Several studies have demonstrated that patterns of antibiotic usage greatly affect the number of resistant organisms which develop. Overuse of broad-spectrum antibiotics, such as second- and third-generation cephalosporins, greatly hastens the development of methicillin resistance. Other factors contributing towards resistance include incorrect diagnosis, unnecessary prescriptions, improper use of antibiotics by patients, and the use of antibiotics as livestock food additives for growth promotion.

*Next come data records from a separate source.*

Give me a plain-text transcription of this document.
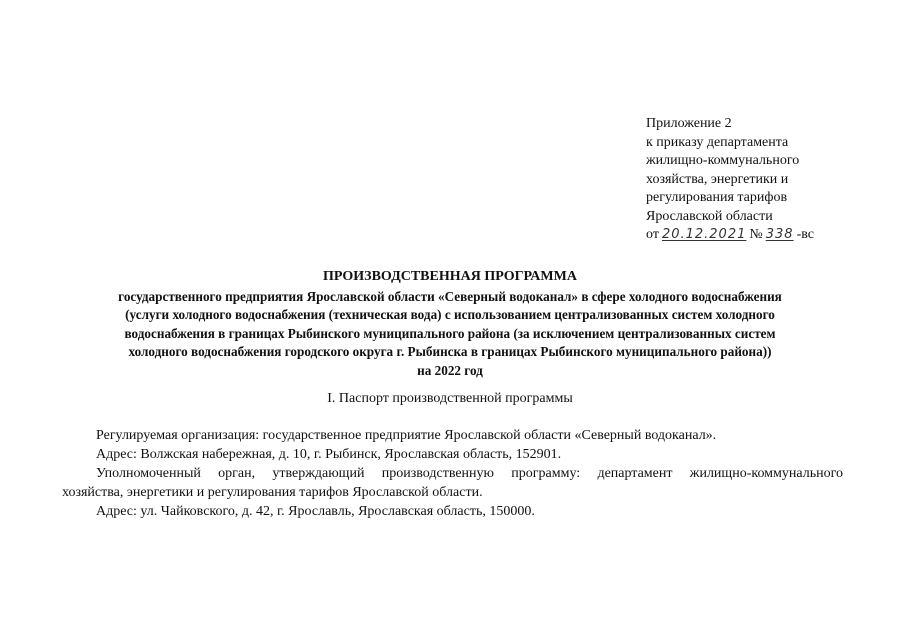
Приложение 2
к приказу департамента
жилищно-коммунального
хозяйства, энергетики и
регулирования тарифов
Ярославской области
от 20.12.2021 № 338 -вс
ПРОИЗВОДСТВЕННАЯ ПРОГРАММА
государственного предприятия Ярославской области «Северный водоканал» в сфере холодного водоснабжения
(услуги холодного водоснабжения (техническая вода) с использованием централизованных систем холодного
водоснабжения в границах Рыбинского муниципального района (за исключением централизованных систем
холодного водоснабжения городского округа г. Рыбинска в границах Рыбинского муниципального района))
на 2022 год
I. Паспорт производственной программы
Регулируемая организация: государственное предприятие Ярославской области «Северный водоканал».
Адрес: Волжская набережная, д. 10, г. Рыбинск, Ярославская область, 152901.
Уполномоченный орган, утверждающий производственную программу: департамент жилищно-коммунального
хозяйства, энергетики и регулирования тарифов Ярославской области.
Адрес: ул. Чайковского, д. 42, г. Ярославль, Ярославская область, 150000.
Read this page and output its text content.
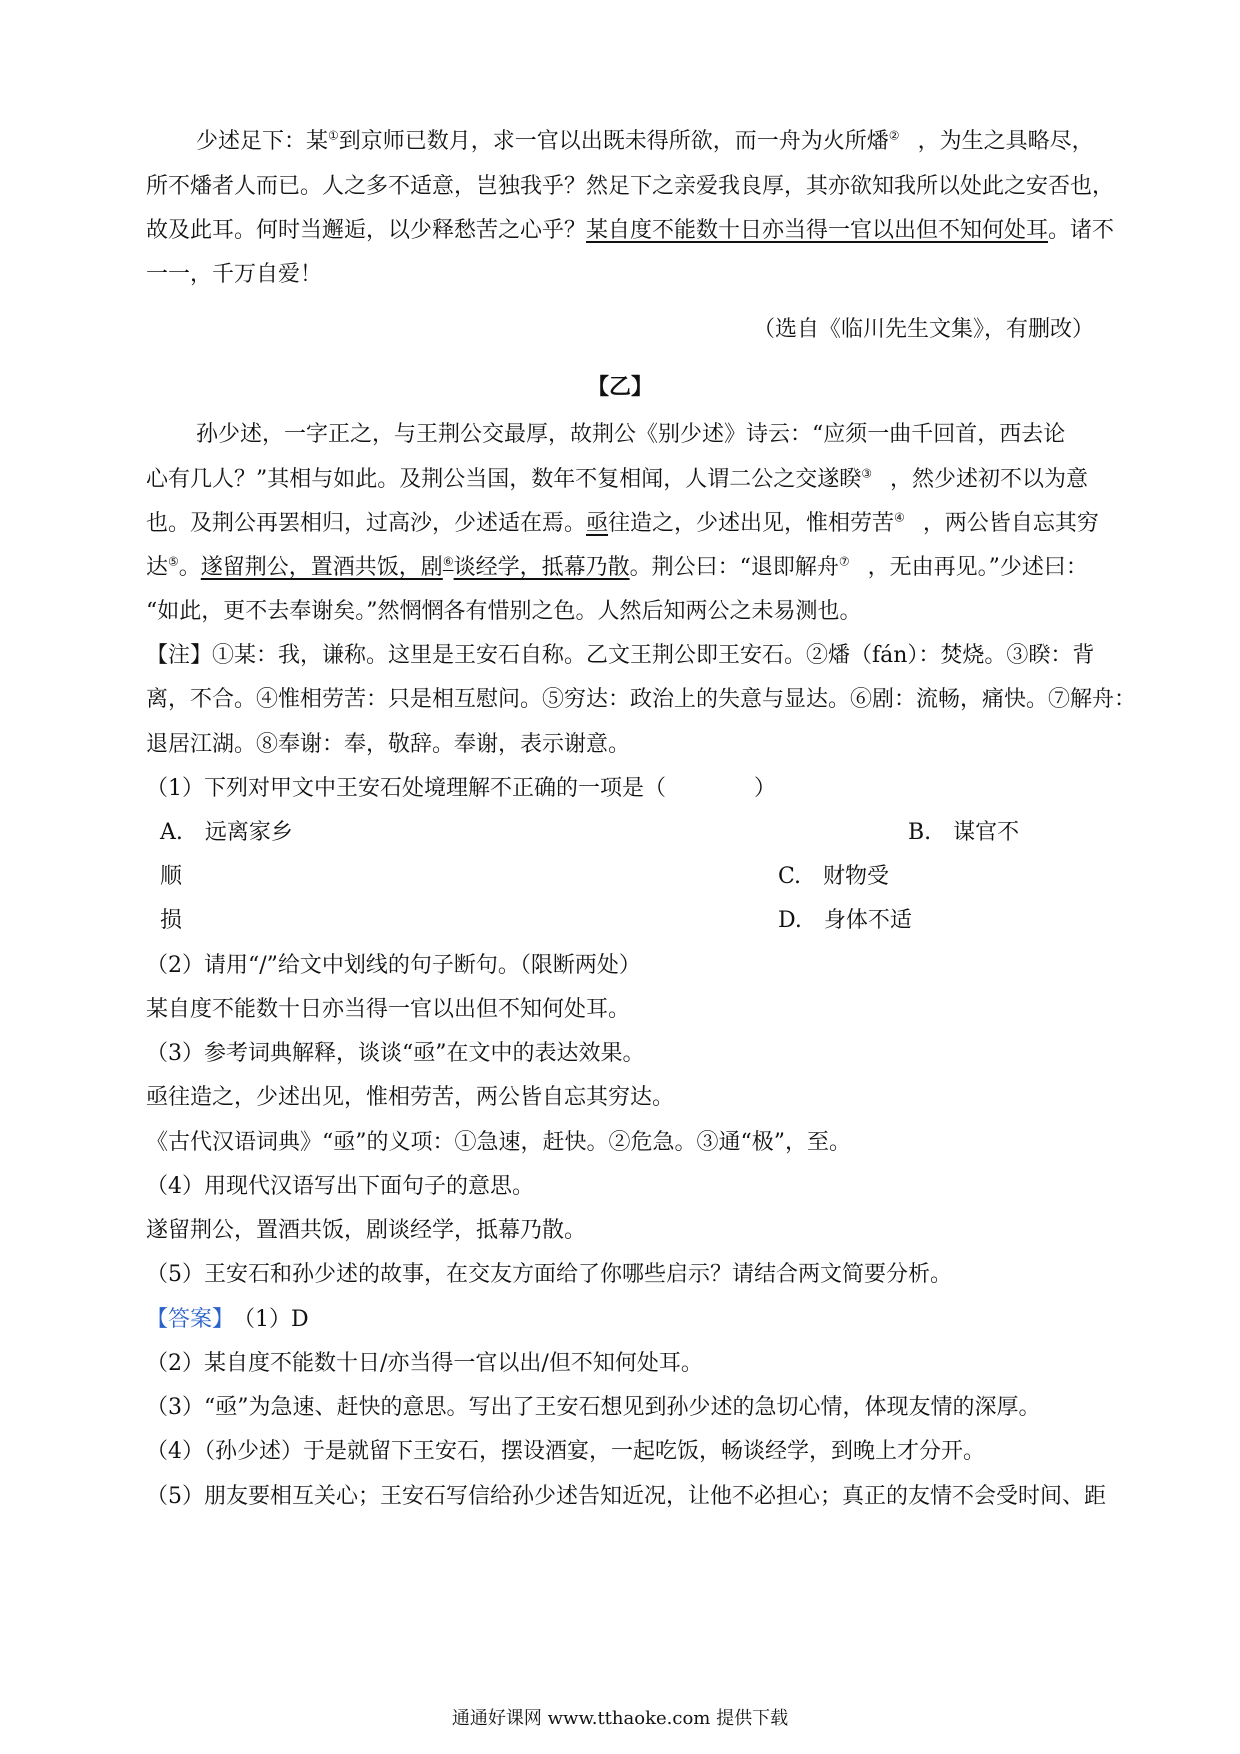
少述足下：某①到京师已数月，求一官以出既未得所欲，而一舟为火所燔② ，为生之具略尽，
所不燔者人而已。人之多不适意，岂独我乎？然足下之亲爱我良厚，其亦欲知我所以处此之安否也，
故及此耳。何时当邂逅，以少释愁苦之心乎？某自度不能数十日亦当得一官以出但不知何处耳。诸不
一一，千万自爱！
（选自《临川先生文集》，有删改）
【乙】
孙少述，一字正之，与王荆公交最厚，故荆公《别少述》诗云：“应须一曲千回首，西去论
心有几人？”其相与如此。及荆公当国，数年不复相闻，人谓二公之交遂睽③ ，然少述初不以为意
也。及荆公再罢相归，过高沙，少述适在焉。亟往造之，少述出见，惟相劳苦④ ，两公皆自忘其穷
达⑤。遂留荆公，置酒共饭，剧⑥谈经学，抵幕乃散。荆公曰：“退即解舟⑦ ，无由再见。”少述曰：
“如此，更不去奉谢矣。”然惘惘各有惜别之色。人然后知两公之未易测也。
【注】①某：我，谦称。这里是王安石自称。乙文王荆公即王安石。②燔（fán）：焚烧。③睽：背
离，不合。④惟相劳苦：只是相互慰问。⑤穷达：政治上的失意与显达。⑥剧：流畅，痛快。⑦解舟：
退居江湖。⑧奉谢：奉，敬辞。奉谢，表示谢意。
（1）下列对甲文中王安石处境理解不正确的一项是（　　　　）
A.　远离家乡	B.　谋官不
顺	C.　财物受
损	D.　身体不适
（2）请用“/”给文中划线的句子断句。（限断两处）
某自度不能数十日亦当得一官以出但不知何处耳。
（3）参考词典解释，谈谈“亟”在文中的表达效果。
亟往造之，少述出见，惟相劳苦，两公皆自忘其穷达。
《古代汉语词典》“亟”的义项：①急速，赶快。②危急。③通“极”，至。
（4）用现代汉语写出下面句子的意思。
遂留荆公，置酒共饭，剧谈经学，抵幕乃散。
（5）王安石和孙少述的故事，在交友方面给了你哪些启示？请结合两文简要分析。
【答案】 （1）D
（2）某自度不能数十日/亦当得一官以出/但不知何处耳。
（3）“亟”为急速、赶快的意思。写出了王安石想见到孙少述的急切心情，体现友情的深厚。
（4）（孙少述）于是就留下王安石，摆设酒宴，一起吃饭，畅谈经学，到晚上才分开。
（5）朋友要相互关心；王安石写信给孙少述告知近况，让他不必担心；真正的友情不会受时间、距
通通好课网 www.tthaoke.com 提供下载
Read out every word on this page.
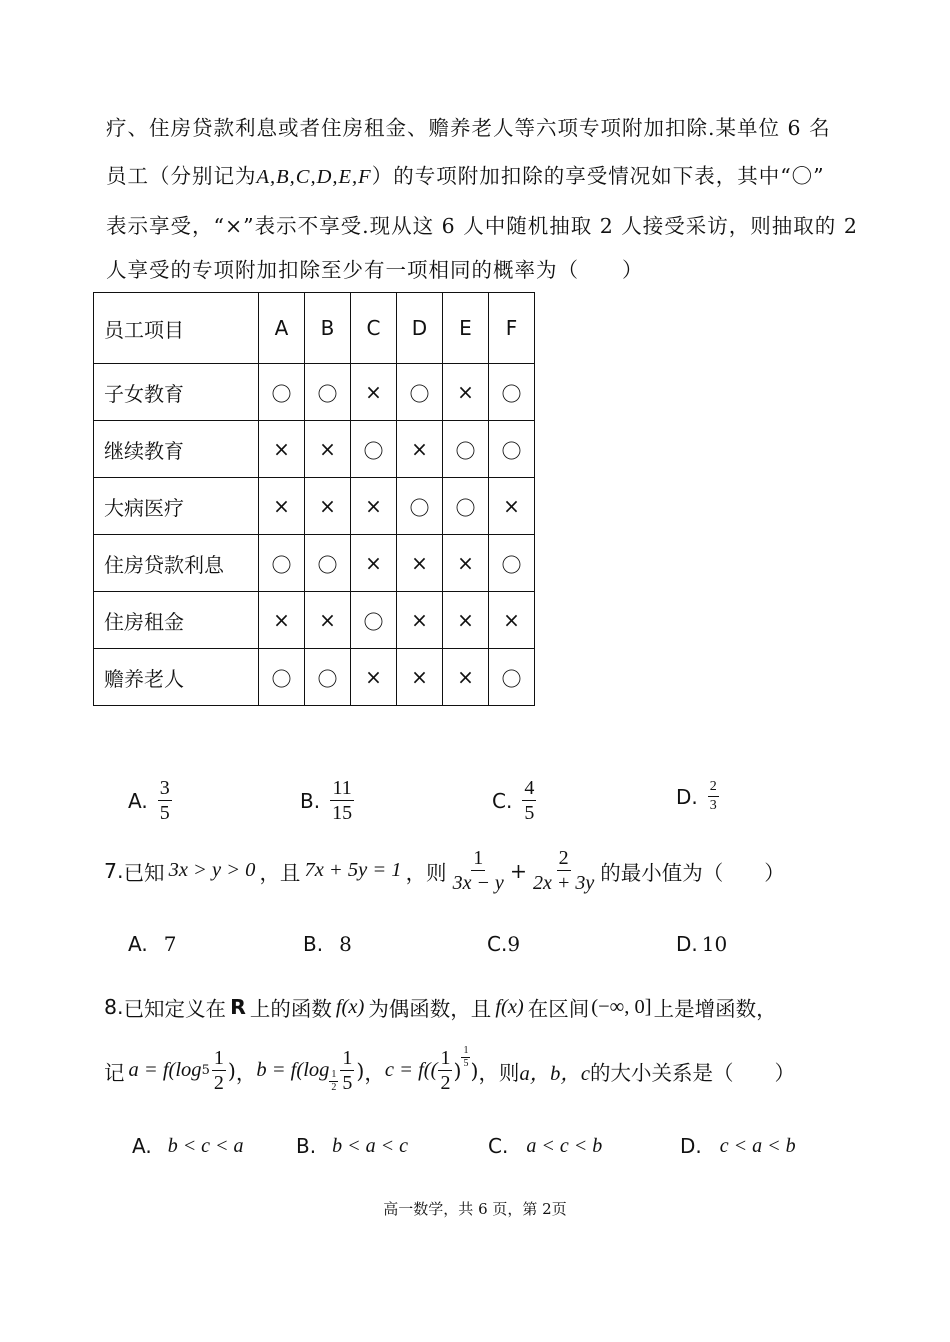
疗、住房贷款利息或者住房租金、赡养老人等六项专项附加扣除.某单位 6 名
员工（分别记为A,B,C,D,E,F）的专项附加扣除的享受情况如下表，其中“〇”
表示享受，“×”表示不享受.现从这 6 人中随机抽取 2 人接受采访，则抽取的 2
人享受的专项附加扣除至少有一项相同的概率为（　　）
员工项目	A	B	C	D	E	F
子女教育	〇	〇	×	〇	×	〇
继续教育	×	×	〇	×	〇	〇
大病医疗	×	×	×	〇	〇	×
住房贷款利息	〇	〇	×	×	×	〇
住房租金	×	×	〇	×	×	×
赡养老人	〇	〇	×	×	×	〇
A. $\frac{3}{5}$	B. $\frac{11}{15}$	C. $\frac{4}{5}$	D. $\frac{2}{3}$
7. 已知 3x > y > 0 ，且 7x + 5y = 1 ，则 $\frac{1}{3x - y} + \frac{2}{2x + 3y}$ 的最小值为（　　）
A. 7	B. 8	C. 9	D. 10
8. 已知定义在 R 上的函数 f(x) 为偶函数，且 f(x) 在区间 (−∞, 0] 上是增函数，
记 a = f(log $5 \frac{1}{2}$ ) ， $b = f(\log \frac{1}{2} \frac{1}{5}$ ) ， $c = f(( \frac{1}{2}$ )
$\frac{1}{5}$
) ，则 a，b，c 的大小关系是（　　）
A. b < c < a	B. b < a < c	C. a < c < b	D. c < a < b
高一数学，共 6 页，第 2页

Some examples of resistance bacteria are:

        1. Methicillin-resistant Staphylococcus aureus (MRSA), a strain of bacteria no longer sensitive to different forms of penicillin. It can cause complicated skin infections and pneumonia and requires stronger antibiotics such as vancomycin for treatment. Researchers have recently demonstrated the bacterial protein LexA may play a key role in the acquisition of bacterial mutations. Resistant pathogens Staphylococcus aureus (colloquially known as "Staph aureus" or a Staph infection) is one of the major resistant pathogens. Found on the mucous membranes and the skin of around a third of the population, it is extremely adaptable to antibiotic pressure. It was the first bacterium in which penicillin resistance was found—in 1947, just four years after the drug started being mass-produced. MRSA (methicillin-resistant Staphylococcus aureus) was first detected in Britain in 1961 and is now "quite common" in hospitals. MRSA was responsible for 37% of fatal cases of blood poisoning in the UK in 1999, up from 4% in 1991.
        2. Multidrug-resistant tuberculosis, which is very difficult to treat because it is caused by microorganisms that are resistant to 2 of the first-choice drugs used to treat tuberculosis.
        3. Extended-spectrum β-lactamase bacteria, a group of bacteria that have evolved to produce an enzyme that can interfere with the mechanisms of several newer antibiotics, making these bacteria resistant and difficult to treat.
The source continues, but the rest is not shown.